Israel’s Six Resilience Rules
Part of a yearlong series on resilience in Jewish spiritual life.
Even an over-anxious cad like the Bible’s Jacob can teach a lesson about resilience. In this week’s Torah portion (Vayishlach), he teaches six.
It turns out that anxiety – seemingly a mainstay of modern life – can have spiritual purpose by cuing us to build our capacity to face dissatisfaction, uncertainty and fear. Anxiety that paralyzes us asks professional support, but other anxiety can catalyze growth and teach life lessons if we pay the right kind of attention. Here are Jacob’s six resilience lessons:
1. Rethink how you think. Jacob’s anxiety was that his brother Esau, whom Jacob duped by swindling his birthright, would exact fatal retribution. Jacob was wrong – Esau would greet Jacob lovingly and the brothers would weep in each other’s arms (Genesis 33:4) – but Jacob’s anxiety saw only a worst-case scenario. Our worst fears often aren’t reality: rather, our worst fears depict how our vision and thinking are clouded. Thus, our fears invite us to look deeply at how we see and how we think, and this capacity is key to resilience (Meir Leibush / Malbim Gen. 32:8).

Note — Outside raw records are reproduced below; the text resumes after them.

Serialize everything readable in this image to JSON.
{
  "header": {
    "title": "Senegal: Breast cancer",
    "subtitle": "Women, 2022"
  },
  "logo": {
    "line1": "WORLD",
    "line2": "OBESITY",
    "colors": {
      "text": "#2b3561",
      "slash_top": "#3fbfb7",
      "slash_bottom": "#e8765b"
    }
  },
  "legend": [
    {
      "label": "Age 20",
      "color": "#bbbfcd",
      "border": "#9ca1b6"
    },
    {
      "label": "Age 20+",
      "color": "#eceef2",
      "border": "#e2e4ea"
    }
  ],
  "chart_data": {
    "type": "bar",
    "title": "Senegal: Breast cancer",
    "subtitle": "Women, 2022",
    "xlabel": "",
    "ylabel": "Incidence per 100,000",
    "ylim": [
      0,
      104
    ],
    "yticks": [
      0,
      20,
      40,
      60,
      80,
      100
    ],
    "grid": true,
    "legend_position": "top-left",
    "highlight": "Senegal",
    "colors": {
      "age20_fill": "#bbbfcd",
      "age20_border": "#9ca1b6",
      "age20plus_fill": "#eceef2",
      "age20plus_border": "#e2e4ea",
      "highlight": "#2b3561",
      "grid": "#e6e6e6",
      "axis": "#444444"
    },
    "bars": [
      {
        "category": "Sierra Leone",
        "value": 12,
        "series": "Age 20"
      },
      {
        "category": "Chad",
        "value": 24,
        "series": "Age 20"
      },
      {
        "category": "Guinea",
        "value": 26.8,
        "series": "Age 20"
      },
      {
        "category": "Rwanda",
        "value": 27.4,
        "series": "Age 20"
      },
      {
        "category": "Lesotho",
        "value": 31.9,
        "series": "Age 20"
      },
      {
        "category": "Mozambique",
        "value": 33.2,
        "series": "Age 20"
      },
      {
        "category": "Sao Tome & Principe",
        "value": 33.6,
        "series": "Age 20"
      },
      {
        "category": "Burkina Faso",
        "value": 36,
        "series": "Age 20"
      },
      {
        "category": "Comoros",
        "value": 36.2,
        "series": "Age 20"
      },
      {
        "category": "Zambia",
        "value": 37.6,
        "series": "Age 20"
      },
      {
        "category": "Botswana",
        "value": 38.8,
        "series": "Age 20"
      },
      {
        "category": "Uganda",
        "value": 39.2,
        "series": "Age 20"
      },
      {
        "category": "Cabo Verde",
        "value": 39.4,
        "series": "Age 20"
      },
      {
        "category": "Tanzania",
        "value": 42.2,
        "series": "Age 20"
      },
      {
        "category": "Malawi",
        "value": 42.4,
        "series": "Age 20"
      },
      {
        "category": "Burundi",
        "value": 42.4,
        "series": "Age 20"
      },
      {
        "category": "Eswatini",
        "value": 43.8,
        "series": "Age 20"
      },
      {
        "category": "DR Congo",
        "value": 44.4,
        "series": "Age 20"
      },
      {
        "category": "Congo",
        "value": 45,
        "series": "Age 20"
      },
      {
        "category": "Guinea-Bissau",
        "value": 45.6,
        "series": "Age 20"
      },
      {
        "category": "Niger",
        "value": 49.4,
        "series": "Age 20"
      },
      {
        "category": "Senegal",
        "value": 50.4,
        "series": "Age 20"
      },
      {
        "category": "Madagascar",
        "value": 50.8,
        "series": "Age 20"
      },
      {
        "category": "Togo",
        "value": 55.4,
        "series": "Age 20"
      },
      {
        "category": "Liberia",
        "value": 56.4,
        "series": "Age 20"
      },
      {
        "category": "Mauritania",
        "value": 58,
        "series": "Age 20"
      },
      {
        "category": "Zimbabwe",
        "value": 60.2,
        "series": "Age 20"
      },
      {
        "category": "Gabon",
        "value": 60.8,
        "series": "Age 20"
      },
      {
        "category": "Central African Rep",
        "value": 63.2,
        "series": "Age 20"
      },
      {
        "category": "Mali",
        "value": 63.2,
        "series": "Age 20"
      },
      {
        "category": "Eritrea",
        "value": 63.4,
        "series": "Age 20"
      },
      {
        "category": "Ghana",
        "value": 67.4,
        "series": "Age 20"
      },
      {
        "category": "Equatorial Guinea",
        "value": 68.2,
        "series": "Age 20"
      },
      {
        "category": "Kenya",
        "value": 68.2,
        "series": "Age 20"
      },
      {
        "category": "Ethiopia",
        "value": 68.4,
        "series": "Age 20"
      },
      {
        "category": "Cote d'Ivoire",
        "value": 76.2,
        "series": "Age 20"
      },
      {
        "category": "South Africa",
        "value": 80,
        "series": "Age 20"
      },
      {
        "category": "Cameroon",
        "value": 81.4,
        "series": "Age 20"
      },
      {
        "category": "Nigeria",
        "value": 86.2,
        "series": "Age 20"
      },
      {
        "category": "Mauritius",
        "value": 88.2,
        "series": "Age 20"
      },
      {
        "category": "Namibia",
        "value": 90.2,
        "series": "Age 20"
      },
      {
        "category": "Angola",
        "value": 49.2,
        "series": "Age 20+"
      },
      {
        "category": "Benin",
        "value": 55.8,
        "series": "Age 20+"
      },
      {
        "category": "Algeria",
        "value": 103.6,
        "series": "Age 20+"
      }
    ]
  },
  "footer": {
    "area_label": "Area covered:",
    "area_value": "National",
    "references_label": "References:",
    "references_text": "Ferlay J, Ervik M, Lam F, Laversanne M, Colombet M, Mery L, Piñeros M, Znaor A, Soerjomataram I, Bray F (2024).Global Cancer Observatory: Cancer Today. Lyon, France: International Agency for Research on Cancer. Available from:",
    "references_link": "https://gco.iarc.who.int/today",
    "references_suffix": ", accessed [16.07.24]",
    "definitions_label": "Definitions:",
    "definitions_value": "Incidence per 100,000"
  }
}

2. Don’t put all your eggs in one basket. As head of a growing tribe, Jacob was both family man and political leader. Fearing Esau’s war against him, Jacob divided his clan in hopes that half would survive any attack (Genesis 32:8-9). As the modern State of Israel (named for Jacob – we’ll get to that) taught so often in her early decades, pragmatism is a vital resilience tool.
3. Let yourself ask for help. Though a self-reliant man of action, Jacob next asked for help: in his anxiety, he humbly prayed for guidance, support and protection (Genesis 32:10-13). However self-reliant we are or think we should be, nobody is omnipotent. Jacob’s resilience lesson is to twin claiming the agency to do all we can with the humility also to reach out (and up) for help.
4. Lead from generosity. Threat and scarcity often trigger our instinct to pull back and close up. Jacob did the opposite: he sent gifts ahead to Esau (Genesis 32:14-19). While Jacob’s ploy was more tactical than generous – Jacob hoped to blunt what he wrongly thought was Esau’s revenge impulse – it also reflected Jacob’s sense of agency and capacity. It feels good to give, even and especially when we think we’re under threat. Try it: you’re more resilient than you know.
5. Let yourself wrestle. Jacob famously wrestled a “man” overnight (Genesis 32:25-29), and stories abound about why. Was it a dream? Was it an angel? Was it his fear of Esau? Did it happen only because he was alone? Was it to prepare Jacob for his encounter with Esau? We’ll never know, but we do know that Jacob’s wrestle opened his eyes to see holiness in a new way (Genesis 32:31). When we reimagine our life wrestles like some use resistance bands to tone muscles, suddenly our life wrestles can be tools to build resilience – and we suffer less for them.
6. Let yourself change. Jacob emerged from his overnight wrestle with a new name and a limp. His wrestling companion renamed Jacob “Israel” for “wrestles with God” (Genesis 32:29), and wrenched Jacob’s hip (Genesis 32:26, 32:32) Jacob was never the same, but that’s less the issue than what we make of these changes. We can choose how we respond to the inevitability of change: we can clutch what is, or willingly receive new ways (even if our identity changes, even if we limp). When unpleasantness and suffering seem inevitable, we can compound our suffering by clutching fixity. (Buddhists call it “the suffering of suffering” and the “suffering of change.” Like the willow, we become more more resilient when we let ourselves bend and change.
Israelites are named for this pivotal moment in Torah and its resilience lessons. They’ve stood the test of time against incredibly long odds. They’ve inspired millennia of wisdom, heroism, vibrancy and beauty. We owe it all to resilient Jacob.